Street-Art auf einer zerschossenen Hauswand.

In der Folge verlassen immer mehr Serben und Kroaten (welche meist Doppelbürger von Bosnien-Herzegowina und Kroatien bzw. Serbien sind) das Land und der Anteil der bosnischen Bevölkerung steigt stetig an. Und damit auch der Anteil islamischer Interessen in der Stadt.

Einer der vielen architektonischen Zeitzeugen von Mostar.

Abschliessend finden wir aber, dass sich der Besuch von Mostar und der restaurierten Altstadt auf jeden Fall lohnt. Aber ebenso lohnend empfinden wir es, dass sich die Besucher der Stadt mit der schwierigen geschichtlichen Situation auseinandersetzen. Darum ist Mostar nicht das typische, aber bestimmt ein lohnendes Reiseziel.
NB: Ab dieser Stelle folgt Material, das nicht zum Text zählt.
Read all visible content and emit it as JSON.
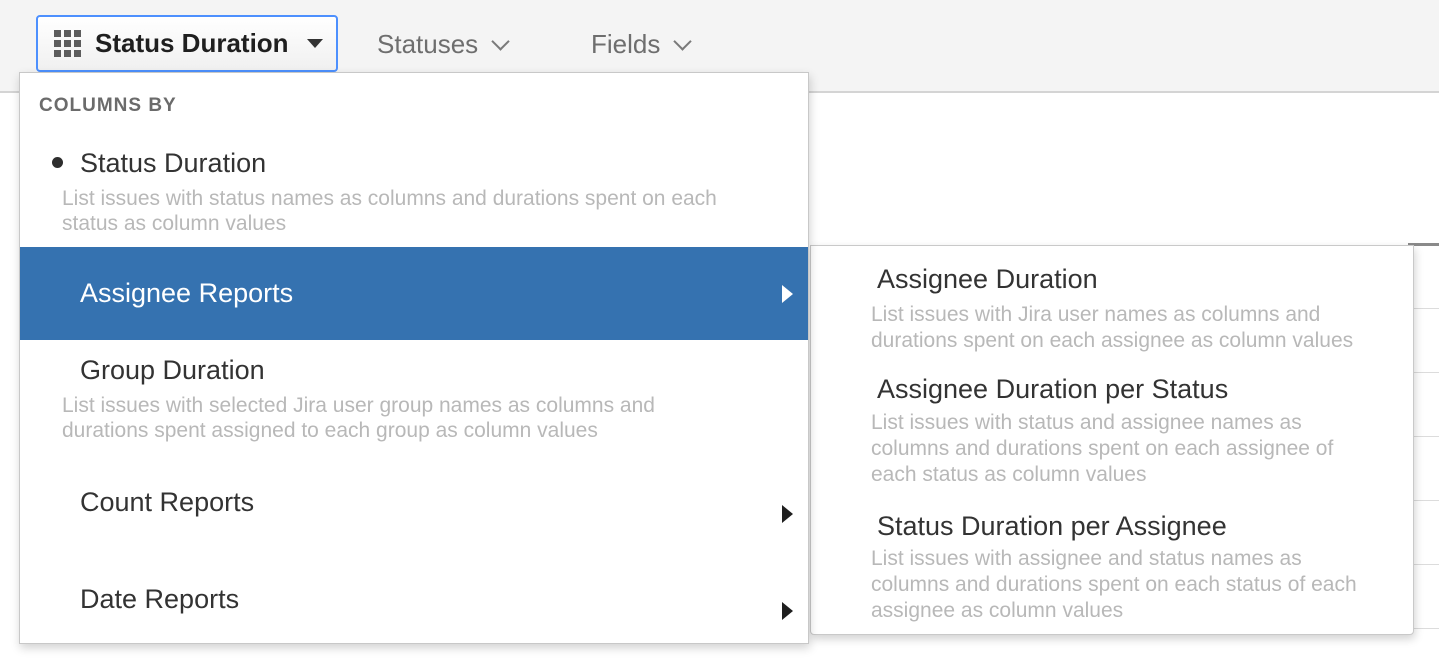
{
  "toolbar": {
    "report_button": {
      "label": "Status Duration"
    },
    "menus": [
      {
        "label": "Statuses"
      },
      {
        "label": "Fields"
      }
    ]
  },
  "dropdown": {
    "section_header": "COLUMNS BY",
    "items": [
      {
        "label": "Status Duration",
        "selected": true,
        "description": "List issues with status names as columns and durations spent on each\nstatus as column values"
      },
      {
        "label": "Assignee Reports",
        "highlighted": true,
        "has_submenu": true
      },
      {
        "label": "Group Duration",
        "description": "List issues with selected Jira user group names as columns and\ndurations spent assigned to each group as column values"
      },
      {
        "label": "Count Reports",
        "has_submenu": true
      },
      {
        "label": "Date Reports",
        "has_submenu": true
      }
    ]
  },
  "submenu": {
    "items": [
      {
        "label": "Assignee Duration",
        "description": "List issues with Jira user names as columns and\ndurations spent on each assignee as column values"
      },
      {
        "label": "Assignee Duration per Status",
        "description": "List issues with status and assignee names as\ncolumns and durations spent on each assignee of\neach status as column values"
      },
      {
        "label": "Status Duration per Assignee",
        "description": "List issues with assignee and status names as\ncolumns and durations spent on each status of each\nassignee as column values"
      }
    ]
  },
  "colors": {
    "highlight_blue": "#3572b0",
    "focus_border_blue": "#4d90fe",
    "toolbar_background": "#f4f4f4",
    "title_text": "#333333",
    "description_text": "#b8b8b8",
    "muted_text": "#6e6e6e"
  }
}
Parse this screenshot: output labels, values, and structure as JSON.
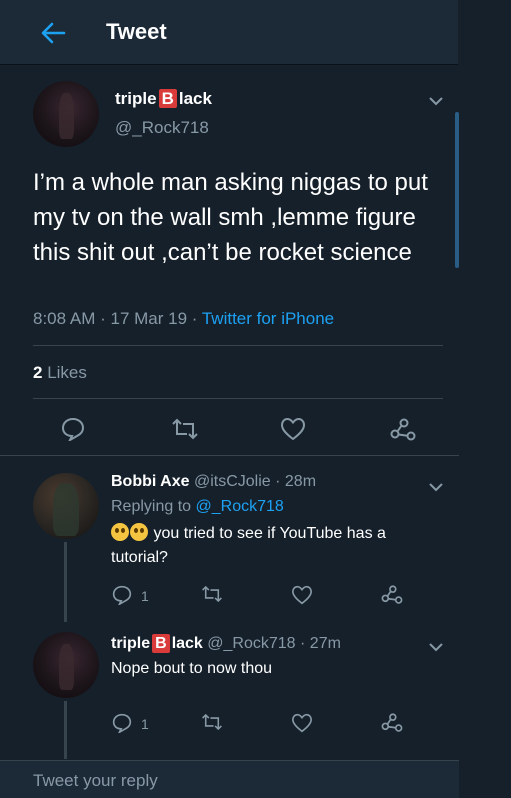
{
  "header": {
    "title": "Tweet",
    "back_icon": "back-arrow-icon"
  },
  "tweet": {
    "name_part1": "triple",
    "name_badge": "B",
    "name_part2": "lack",
    "handle": "@_Rock718",
    "text": "I’m a whole man asking niggas to put my tv on the wall smh ,lemme figure this shit out ,can’t be rocket science",
    "time": "8:08 AM",
    "sep1": " · ",
    "date": "17 Mar 19",
    "sep2": " · ",
    "source": "Twitter for iPhone",
    "likes_count": "2",
    "likes_label": "Likes"
  },
  "replies": [
    {
      "name": "Bobbi Axe",
      "handle": "@itsCJolie",
      "age": " · 28m",
      "replying_prefix": "Replying to",
      "replying_to": "@_Rock718",
      "text": "you tried to see if YouTube has a tutorial?",
      "reply_count": "1"
    },
    {
      "name_part1": "triple",
      "name_badge": "B",
      "name_part2": "lack",
      "handle": "@_Rock718",
      "age": " · 27m",
      "text": "Nope bout to now thou",
      "reply_count": "1"
    }
  ],
  "composer": {
    "placeholder": "Tweet your reply"
  },
  "colors": {
    "background": "#15202b",
    "accent": "#1da1f2",
    "muted": "#8899a6",
    "badge": "#d93a3a"
  }
}
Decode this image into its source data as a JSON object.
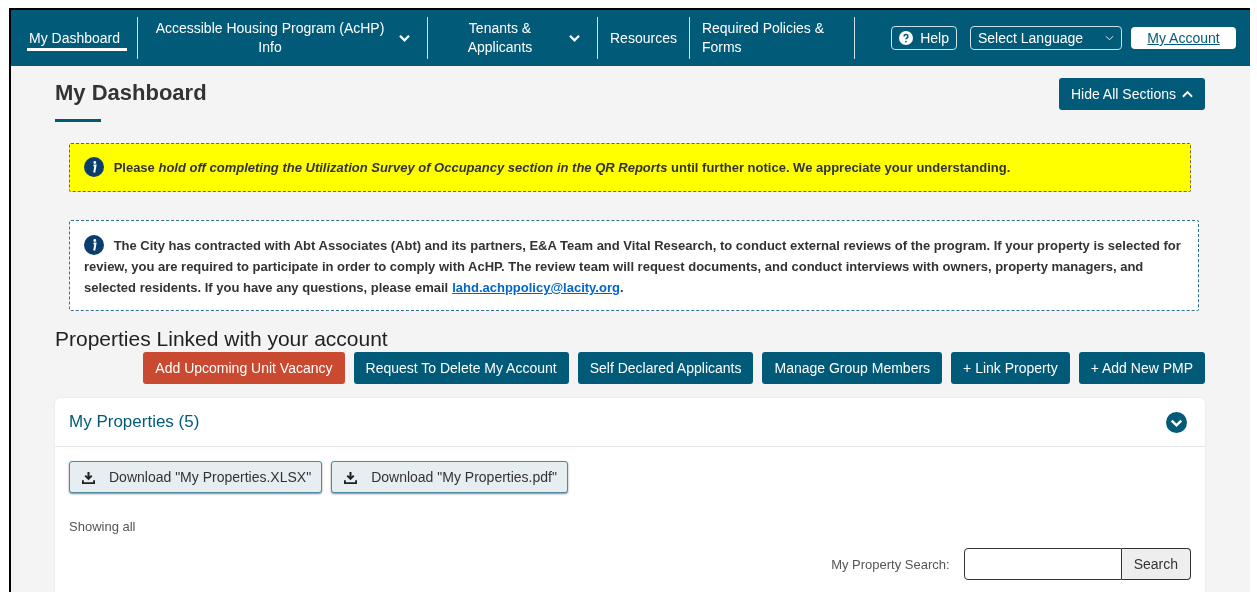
{
  "nav": {
    "items": [
      {
        "label": "My Dashboard",
        "selected": true,
        "dropdown": false
      },
      {
        "label": "Accessible Housing Program (AcHP) Info",
        "selected": false,
        "dropdown": true
      },
      {
        "label": "Tenants & Applicants",
        "selected": false,
        "dropdown": true
      },
      {
        "label": "Resources",
        "selected": false,
        "dropdown": false
      },
      {
        "label": "Required Policies & Forms",
        "selected": false,
        "dropdown": false
      }
    ],
    "help": "Help",
    "language": "Select Language",
    "account": "My Account"
  },
  "page_title": "My Dashboard",
  "hide_button": "Hide All Sections",
  "notices": [
    {
      "kind": "warning",
      "text": "Please *hold off completing the Utilization Survey of Occupancy section in the QR Reports* until further notice. We appreciate your understanding."
    },
    {
      "kind": "info",
      "text": "The City has contracted with Abt Associates (Abt) and its partners, E&A Team and Vital Research, to conduct external reviews of the program. If your property is selected for review, you are required to participate in order to comply with AcHP. The review team will request documents, and conduct interviews with owners, property managers, and selected residents. If you have any questions, please email",
      "link": "lahd.achppolicy@lacity.org",
      "after": "."
    }
  ],
  "section_title": "Properties Linked with your account",
  "actions": [
    {
      "label": "Add Upcoming Unit Vacancy",
      "kind": "danger"
    },
    {
      "label": "Request To Delete My Account",
      "kind": "primary"
    },
    {
      "label": "Self Declared Applicants",
      "kind": "primary"
    },
    {
      "label": "Manage Group Members",
      "kind": "primary"
    },
    {
      "label": "+ Link Property",
      "kind": "primary"
    },
    {
      "label": "+ Add New PMP",
      "kind": "primary"
    }
  ],
  "properties": {
    "title": "My Properties (5)",
    "expanded": true,
    "downloads": [
      "Download \"My Properties.XLSX\"",
      "Download \"My Properties.pdf\""
    ],
    "showing": "Showing all",
    "search_label": "My Property Search:",
    "search_button": "Search"
  }
}
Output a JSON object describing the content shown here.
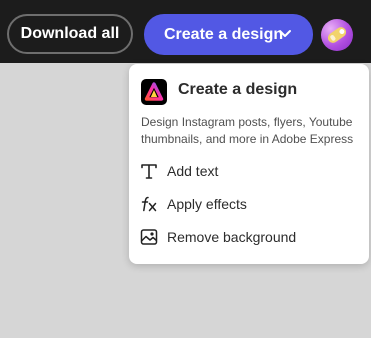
{
  "toolbar": {
    "download_all_label": "Download all",
    "create_design_label": "Create a design"
  },
  "menu": {
    "title": "Create a design",
    "description": "Design Instagram posts, flyers, Youtube thumbnails, and more in Adobe Express",
    "items": [
      {
        "label": "Add text",
        "icon": "text-icon"
      },
      {
        "label": "Apply effects",
        "icon": "fx-icon"
      },
      {
        "label": "Remove background",
        "icon": "remove-background-icon"
      }
    ]
  },
  "colors": {
    "topbar": "#1c1c1c",
    "primary_button": "#5258e4",
    "canvas": "#d6d6d6"
  }
}
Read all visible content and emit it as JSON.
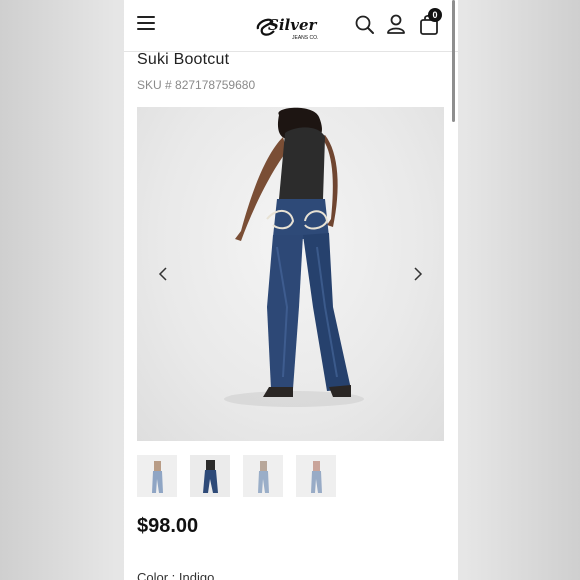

Unser Unicorn auf dem Campingplatz Neretva.

Genächtigt haben wir auf dem Campingplatz Neretva, direkt am Fluss gelegen und nur wenigen Minuten mit dem Taxi in die Stadt. Das schien uns die beste Lösung, da die Altstadt sowie die Brücke nicht fahrradtauglich sind.

Weiter geht es mit unserer Reise nun wieder Richtung Norden. Voraussichtlich nochmals der kroatischen Küste entlang und je nach Wetter nochmals für ein paar Tage auf einen Platz am Meer.